そして、Game Controllerizer上にもLEDがあると思います。②の部分です。PWRはUSBケーブルから給電されていれば常時点灯しています。RESETボタンを押下した直後にCMDが3回点滅します。これがGame Controllerizerが正常に初期化されたことを表すんだそうです。で、Arduinoから操作情報を受信するとこのCMDが一瞬点灯します。これでUART経由でデータを受信できていることがわかる、ということです。
以上がすべて動作すれば正常動作しているということになります。
以下の写真は正常動作している様子になります。WindowsでもMacでも動作確認できました。
破損したGame Controllerizerでは、ArduinoのTXが点灯しているのですが、Game ControllerizerのCMDは消灯したままでした。どういう状況かはハードウェア的な話しなのでわかりませんが、どこかの部品がはんだづけで焼損したものと思われます。
最後に、この確認をするときのポイントを3点、再度、挙げておきます。
- ジャンパーワイヤの接続は、ネットの資料だけみると一見して勘違いするケースがあると思います。教えていただいた開発者の方も私もよくミスすることがあると仰っていました。
- Game Controllerizerで操作情報を正常に受信したときにはCMDが点灯します。これが点灯しない限り、ジャンパーワイヤの結線か、Arduino等のUARTの送信元のコードやハードの設定ミスが考えられます。
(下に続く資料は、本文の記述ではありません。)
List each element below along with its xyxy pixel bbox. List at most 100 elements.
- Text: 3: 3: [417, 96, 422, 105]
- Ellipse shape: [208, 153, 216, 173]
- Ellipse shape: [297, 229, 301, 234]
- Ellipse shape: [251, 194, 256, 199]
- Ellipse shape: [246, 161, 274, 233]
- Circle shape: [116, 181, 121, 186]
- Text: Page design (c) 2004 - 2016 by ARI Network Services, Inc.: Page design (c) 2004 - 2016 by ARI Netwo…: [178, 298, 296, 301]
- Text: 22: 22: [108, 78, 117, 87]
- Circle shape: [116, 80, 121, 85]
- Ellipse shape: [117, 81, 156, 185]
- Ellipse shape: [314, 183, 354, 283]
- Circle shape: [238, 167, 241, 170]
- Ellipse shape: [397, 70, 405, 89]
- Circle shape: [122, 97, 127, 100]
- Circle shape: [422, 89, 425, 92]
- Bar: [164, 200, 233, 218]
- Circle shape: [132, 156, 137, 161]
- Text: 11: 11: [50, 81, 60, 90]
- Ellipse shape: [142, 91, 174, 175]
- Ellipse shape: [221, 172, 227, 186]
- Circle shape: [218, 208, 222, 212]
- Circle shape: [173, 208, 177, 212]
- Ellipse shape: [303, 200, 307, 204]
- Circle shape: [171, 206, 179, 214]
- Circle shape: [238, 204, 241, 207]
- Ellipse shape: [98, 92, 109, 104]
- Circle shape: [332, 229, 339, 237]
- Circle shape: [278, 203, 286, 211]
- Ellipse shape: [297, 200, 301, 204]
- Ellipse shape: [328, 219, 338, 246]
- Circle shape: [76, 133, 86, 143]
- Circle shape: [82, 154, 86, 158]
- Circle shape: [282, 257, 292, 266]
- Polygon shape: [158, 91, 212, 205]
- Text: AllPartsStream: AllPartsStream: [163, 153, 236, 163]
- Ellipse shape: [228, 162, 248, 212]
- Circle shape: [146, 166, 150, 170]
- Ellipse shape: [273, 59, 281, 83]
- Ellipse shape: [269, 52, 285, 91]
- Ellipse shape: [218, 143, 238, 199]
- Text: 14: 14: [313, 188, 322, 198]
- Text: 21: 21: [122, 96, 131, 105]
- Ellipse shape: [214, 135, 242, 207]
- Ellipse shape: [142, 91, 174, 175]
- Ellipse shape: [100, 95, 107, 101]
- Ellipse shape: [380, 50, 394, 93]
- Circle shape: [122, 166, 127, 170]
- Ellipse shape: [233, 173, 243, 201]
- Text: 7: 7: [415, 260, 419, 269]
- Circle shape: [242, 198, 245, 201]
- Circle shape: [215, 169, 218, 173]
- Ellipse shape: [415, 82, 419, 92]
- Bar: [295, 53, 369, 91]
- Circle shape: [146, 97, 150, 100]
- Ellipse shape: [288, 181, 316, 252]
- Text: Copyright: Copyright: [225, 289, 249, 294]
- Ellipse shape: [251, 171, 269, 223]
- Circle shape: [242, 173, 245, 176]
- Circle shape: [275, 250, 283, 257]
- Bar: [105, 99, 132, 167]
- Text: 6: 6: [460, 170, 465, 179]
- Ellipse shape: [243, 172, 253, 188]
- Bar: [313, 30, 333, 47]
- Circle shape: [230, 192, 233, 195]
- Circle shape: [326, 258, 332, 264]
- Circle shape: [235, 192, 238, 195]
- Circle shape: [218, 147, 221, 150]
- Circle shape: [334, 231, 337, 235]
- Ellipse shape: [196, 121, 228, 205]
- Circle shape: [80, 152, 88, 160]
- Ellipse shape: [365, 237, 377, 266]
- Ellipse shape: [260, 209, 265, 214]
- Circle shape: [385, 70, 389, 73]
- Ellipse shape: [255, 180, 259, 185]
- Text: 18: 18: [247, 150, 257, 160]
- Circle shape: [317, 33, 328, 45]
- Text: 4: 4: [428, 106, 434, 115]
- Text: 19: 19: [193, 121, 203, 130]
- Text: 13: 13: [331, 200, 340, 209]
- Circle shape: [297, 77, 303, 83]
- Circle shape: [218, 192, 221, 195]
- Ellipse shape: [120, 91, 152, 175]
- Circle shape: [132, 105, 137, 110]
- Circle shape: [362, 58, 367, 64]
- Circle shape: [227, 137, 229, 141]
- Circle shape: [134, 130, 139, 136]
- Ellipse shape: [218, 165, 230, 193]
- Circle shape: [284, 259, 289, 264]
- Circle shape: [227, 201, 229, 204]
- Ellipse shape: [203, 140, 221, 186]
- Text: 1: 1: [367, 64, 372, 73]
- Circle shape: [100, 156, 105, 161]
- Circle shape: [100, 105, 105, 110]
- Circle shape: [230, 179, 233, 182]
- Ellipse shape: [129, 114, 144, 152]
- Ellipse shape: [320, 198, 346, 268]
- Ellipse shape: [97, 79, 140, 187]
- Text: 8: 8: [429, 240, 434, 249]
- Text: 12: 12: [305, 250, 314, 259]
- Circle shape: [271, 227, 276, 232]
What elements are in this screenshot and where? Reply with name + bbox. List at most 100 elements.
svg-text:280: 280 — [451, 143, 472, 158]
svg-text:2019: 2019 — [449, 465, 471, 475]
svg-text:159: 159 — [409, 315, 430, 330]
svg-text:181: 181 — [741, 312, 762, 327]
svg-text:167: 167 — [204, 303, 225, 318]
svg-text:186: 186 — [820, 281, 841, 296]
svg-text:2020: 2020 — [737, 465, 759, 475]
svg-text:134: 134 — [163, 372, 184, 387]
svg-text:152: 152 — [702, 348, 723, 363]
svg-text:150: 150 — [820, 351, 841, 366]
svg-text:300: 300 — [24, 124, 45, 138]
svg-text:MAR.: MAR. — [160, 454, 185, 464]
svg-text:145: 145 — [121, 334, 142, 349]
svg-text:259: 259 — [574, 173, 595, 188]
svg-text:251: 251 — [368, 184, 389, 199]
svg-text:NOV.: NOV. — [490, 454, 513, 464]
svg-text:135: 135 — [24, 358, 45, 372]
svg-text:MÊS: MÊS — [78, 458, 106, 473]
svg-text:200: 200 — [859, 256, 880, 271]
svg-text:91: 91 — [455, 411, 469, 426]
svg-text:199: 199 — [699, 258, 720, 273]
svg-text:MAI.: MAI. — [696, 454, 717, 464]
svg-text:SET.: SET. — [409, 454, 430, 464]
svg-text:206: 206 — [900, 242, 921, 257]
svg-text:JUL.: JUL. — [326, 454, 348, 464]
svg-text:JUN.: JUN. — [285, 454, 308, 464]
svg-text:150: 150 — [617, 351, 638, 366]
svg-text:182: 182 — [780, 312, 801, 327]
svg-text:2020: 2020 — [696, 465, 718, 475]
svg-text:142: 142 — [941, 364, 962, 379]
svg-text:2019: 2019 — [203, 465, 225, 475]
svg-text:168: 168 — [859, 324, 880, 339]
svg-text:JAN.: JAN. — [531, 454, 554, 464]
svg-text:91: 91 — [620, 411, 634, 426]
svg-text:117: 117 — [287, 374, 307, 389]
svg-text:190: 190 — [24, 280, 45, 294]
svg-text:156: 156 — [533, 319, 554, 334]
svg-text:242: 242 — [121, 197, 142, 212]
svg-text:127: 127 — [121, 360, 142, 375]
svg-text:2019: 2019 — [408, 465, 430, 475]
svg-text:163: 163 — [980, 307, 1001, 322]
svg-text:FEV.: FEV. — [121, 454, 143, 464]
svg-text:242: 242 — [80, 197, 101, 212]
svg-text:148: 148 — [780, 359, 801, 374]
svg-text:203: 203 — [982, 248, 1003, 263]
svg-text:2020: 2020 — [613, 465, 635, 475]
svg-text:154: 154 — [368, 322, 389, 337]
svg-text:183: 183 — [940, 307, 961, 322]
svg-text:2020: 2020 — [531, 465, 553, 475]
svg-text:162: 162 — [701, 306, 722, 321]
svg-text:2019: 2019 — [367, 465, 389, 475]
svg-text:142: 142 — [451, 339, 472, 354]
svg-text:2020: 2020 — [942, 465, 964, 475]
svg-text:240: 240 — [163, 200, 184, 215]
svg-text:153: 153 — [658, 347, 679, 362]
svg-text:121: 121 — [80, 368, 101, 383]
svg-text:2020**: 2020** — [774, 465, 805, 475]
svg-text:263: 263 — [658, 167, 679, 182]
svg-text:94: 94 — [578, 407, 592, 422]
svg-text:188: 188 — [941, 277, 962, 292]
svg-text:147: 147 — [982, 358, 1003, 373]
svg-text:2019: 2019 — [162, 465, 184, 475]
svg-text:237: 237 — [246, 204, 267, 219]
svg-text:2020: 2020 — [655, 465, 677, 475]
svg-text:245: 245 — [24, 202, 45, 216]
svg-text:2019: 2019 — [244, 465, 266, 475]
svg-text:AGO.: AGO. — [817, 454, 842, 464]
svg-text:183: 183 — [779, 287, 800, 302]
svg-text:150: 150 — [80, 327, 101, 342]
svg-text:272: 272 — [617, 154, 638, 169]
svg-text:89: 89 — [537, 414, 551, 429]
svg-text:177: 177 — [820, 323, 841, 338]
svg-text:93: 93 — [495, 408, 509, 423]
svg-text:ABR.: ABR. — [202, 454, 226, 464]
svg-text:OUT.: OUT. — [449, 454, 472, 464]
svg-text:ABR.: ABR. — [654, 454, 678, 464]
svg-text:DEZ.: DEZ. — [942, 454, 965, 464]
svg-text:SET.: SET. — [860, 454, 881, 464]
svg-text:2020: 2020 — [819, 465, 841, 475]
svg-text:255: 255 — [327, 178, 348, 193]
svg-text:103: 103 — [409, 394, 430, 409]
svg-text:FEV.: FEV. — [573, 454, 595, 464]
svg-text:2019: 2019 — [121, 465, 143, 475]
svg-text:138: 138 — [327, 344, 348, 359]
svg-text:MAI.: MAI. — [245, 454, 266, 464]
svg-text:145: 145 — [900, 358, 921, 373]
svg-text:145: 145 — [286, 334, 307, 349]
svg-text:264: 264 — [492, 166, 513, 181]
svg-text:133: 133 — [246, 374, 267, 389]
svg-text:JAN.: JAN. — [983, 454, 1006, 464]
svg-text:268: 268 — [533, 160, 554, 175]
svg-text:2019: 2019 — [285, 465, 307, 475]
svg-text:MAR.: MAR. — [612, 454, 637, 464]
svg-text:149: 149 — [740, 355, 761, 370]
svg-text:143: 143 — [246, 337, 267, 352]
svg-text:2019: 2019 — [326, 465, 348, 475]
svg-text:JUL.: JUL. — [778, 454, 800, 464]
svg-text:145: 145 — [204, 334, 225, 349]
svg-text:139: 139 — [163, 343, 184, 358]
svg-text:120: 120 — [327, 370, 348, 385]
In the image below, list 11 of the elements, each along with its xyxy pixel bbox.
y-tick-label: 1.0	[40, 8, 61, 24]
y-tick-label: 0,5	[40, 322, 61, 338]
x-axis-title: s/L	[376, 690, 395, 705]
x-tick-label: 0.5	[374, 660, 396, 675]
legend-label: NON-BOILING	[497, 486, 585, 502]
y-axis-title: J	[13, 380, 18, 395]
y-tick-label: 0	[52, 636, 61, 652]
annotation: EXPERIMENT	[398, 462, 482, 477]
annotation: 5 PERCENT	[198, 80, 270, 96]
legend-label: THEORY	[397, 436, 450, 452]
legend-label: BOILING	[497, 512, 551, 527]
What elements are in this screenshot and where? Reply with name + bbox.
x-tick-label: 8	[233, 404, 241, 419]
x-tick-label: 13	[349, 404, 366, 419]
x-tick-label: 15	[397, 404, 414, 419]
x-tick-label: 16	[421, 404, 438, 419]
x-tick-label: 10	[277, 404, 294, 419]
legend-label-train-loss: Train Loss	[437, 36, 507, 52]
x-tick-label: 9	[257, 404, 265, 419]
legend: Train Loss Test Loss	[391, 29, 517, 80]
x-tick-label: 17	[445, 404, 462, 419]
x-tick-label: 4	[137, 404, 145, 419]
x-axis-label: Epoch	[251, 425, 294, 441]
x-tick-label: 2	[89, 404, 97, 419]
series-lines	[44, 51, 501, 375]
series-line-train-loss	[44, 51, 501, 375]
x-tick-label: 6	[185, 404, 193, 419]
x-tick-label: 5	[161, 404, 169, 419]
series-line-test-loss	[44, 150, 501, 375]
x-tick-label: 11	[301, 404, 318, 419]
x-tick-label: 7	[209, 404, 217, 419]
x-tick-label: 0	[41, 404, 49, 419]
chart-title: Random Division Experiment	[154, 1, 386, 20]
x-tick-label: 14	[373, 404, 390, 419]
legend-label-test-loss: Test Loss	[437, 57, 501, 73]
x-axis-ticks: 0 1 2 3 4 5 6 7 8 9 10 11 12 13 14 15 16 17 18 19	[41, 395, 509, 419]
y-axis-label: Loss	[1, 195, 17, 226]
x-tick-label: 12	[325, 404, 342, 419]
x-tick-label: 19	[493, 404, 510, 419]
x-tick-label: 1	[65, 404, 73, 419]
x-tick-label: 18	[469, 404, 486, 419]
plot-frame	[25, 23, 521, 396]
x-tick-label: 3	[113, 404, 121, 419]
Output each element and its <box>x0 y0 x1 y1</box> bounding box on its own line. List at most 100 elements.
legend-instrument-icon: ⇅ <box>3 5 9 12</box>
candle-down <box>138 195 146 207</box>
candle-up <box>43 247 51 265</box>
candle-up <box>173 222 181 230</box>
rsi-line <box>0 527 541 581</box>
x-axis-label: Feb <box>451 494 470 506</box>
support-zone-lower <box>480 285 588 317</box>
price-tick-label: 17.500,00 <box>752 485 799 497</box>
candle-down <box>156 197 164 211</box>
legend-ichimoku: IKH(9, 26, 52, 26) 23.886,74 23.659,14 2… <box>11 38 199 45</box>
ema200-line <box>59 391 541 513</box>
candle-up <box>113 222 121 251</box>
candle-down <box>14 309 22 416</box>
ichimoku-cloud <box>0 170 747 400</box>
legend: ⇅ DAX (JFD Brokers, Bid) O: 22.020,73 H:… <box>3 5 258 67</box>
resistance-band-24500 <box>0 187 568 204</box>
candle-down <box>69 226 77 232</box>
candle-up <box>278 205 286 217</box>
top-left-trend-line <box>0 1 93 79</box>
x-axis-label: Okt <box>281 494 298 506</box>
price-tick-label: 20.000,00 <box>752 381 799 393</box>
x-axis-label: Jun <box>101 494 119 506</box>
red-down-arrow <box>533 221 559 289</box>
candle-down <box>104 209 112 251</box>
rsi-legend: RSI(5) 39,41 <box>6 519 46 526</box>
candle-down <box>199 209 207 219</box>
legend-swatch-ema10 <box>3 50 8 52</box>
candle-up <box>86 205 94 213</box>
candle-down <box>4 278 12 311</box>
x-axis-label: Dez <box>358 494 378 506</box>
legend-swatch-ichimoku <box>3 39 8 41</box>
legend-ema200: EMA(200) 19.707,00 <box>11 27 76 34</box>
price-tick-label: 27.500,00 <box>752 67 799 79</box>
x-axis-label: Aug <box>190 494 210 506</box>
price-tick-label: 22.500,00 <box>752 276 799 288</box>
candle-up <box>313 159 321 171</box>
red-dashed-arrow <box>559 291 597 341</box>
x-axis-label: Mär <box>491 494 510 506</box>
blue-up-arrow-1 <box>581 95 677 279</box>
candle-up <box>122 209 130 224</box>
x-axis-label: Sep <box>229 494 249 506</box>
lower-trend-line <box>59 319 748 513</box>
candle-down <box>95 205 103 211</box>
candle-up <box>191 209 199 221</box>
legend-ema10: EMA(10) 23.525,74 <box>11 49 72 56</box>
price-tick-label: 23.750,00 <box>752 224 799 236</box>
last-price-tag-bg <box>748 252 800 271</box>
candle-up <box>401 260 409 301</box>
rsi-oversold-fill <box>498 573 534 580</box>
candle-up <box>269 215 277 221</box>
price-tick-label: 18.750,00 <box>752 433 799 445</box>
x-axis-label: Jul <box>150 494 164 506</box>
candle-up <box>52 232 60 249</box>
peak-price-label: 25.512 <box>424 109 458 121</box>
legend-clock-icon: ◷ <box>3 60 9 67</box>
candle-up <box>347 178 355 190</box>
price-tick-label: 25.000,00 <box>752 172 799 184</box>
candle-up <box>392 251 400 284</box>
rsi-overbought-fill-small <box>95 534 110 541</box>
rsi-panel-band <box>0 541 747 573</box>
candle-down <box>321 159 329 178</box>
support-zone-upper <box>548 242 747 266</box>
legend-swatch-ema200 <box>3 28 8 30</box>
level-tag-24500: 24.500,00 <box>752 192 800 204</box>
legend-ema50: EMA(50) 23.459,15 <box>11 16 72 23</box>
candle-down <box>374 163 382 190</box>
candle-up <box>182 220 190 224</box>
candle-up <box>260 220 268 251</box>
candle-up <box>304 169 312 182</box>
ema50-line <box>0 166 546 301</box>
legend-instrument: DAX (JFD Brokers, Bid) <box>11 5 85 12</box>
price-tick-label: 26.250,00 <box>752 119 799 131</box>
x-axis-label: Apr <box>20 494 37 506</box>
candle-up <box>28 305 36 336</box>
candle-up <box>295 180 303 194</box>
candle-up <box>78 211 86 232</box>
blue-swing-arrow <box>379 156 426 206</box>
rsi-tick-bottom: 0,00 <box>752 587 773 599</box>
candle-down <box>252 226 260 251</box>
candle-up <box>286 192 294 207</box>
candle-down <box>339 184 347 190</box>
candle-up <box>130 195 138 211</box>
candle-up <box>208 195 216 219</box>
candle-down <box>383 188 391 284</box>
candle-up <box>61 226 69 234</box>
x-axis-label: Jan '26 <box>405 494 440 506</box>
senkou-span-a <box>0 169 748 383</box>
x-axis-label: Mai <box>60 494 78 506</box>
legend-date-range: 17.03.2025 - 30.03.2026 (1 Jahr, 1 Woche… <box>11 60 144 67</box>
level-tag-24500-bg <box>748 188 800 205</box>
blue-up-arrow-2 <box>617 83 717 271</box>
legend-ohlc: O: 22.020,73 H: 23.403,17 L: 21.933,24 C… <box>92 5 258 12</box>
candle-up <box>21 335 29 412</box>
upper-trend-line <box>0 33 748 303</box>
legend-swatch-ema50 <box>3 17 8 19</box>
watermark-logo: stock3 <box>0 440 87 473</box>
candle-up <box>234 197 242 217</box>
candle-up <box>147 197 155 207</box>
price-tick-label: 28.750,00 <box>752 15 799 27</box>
- 確認用のHTML5 Gamepad TesterはEdge、Chrome、Braveで動作しました。Game ControllerizerがPCに認識されてブラウザ上に表示されるまでがちょっと試行錯誤が必要です。すぐに諦めずに色々と(ArduinoやGame ControllerizerのRESETボタン押下、USBケーブルの抜き差しなど)試してみてください。
長くなりましたが、一応、今、私の頭の中にあるメモでした。でわでわ。
最後になりましたが、素晴らしい機器を提供してくださり、ありがとうございました。来年度から学生実験やエンタメ作品制作などで色々使わせていただこうと思います。